Keeping track of things will get easier once the pension dashboards - which will allow you to access all your pension information online - are launched. The project aims to go live in the second half of 2026.
What to do once you have found a pension
It will no doubt be a relief to be reunited with a lost pension. But that shouldn’t be the end of the process.
In addition to making sure your pension provider has an up-to-date address, you should also establish whether it is a defined benefit pension (DB) or defined contribution (DC) scheme and find out what it is worth.
For DC schemes, ask how much you are paying in charges and check where your money is invested.
Armed with this information, you’ll be in a better position to do decide what to do next.
So long as your pension provider now has your address and you know exactly where your money is, you don’t need to do anything. You can leave your pot where it is until you are ready to draw on it.
But that could be a missed opportunity.
If you have a handful of smaller DC pensions, there could be a strong argument for consolidating them.
Pension charges on older-style plans can be high, especially if you are no longer paying into them.

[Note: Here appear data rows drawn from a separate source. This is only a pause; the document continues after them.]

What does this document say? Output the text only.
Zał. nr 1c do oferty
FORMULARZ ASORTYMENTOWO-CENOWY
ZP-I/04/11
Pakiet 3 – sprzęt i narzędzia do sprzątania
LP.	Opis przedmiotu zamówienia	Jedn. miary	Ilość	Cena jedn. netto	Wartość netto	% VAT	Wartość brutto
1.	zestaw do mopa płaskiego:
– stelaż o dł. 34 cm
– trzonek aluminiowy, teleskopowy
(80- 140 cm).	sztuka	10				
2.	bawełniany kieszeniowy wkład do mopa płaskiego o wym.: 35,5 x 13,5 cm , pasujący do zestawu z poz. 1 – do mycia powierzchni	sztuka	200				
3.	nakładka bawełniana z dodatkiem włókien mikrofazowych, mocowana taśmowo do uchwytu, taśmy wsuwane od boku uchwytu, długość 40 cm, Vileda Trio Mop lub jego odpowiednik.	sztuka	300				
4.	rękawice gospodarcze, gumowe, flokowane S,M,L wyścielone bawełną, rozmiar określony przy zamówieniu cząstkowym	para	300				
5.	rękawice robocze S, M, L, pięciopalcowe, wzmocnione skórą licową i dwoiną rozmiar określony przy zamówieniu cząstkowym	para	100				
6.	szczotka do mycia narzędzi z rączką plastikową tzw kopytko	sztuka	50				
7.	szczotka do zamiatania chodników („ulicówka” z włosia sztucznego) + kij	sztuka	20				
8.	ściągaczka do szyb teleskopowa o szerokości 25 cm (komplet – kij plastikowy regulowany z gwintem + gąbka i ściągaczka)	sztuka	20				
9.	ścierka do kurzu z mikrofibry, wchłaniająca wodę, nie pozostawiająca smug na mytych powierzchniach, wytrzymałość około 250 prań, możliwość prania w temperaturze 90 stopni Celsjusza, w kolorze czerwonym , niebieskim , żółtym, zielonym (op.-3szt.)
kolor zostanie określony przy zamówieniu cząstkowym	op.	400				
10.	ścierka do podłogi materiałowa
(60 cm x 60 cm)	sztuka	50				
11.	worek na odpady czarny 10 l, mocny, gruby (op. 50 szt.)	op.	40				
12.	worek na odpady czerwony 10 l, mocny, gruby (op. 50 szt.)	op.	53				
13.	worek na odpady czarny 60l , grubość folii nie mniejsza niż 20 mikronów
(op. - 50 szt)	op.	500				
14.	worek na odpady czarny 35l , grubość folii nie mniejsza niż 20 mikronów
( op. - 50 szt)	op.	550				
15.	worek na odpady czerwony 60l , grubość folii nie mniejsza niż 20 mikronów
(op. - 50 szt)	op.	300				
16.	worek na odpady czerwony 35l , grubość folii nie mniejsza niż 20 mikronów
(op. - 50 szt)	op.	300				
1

You could be paying as much as 1%, which could take a significant slice off your savings especially over time.
However, by consolidating several smaller pensions into a modern personal pension, such as an online SIPP, you could be able to cut your costs substantially and limit the erosive action of charges on your retirement savings.
It can also make your retirement savings easier to manage – having fewer pension providers to deal with and reducing the chance of losing any of your pots, further down the line.
You would have to decide where to invest your money – SIPPs won’t offer a default fund like workplace pensions – but most providers will offer a lot of guidance to help you pick a low-cost core fund, you don’t necessarily have to build a portfolio of multiple investments.
It’s important, though, that you don’t transfer out of your current workplace pension in the rush to consolidate, as you would then likely miss out on employer contributions.
If you are over 55, you could also cash in a pension you have just found. However, while it might feel like a nice windfall, it would likely trigger a surprise tax bill. Unless you have a desperate need for the money, you will normally be better off leaving it where it is or transferring it into another pension.
And, be wary of any company or adviser that tells you that you can cash in your pension before you are 55, or offers a free pension review – it’s likely to be a scam.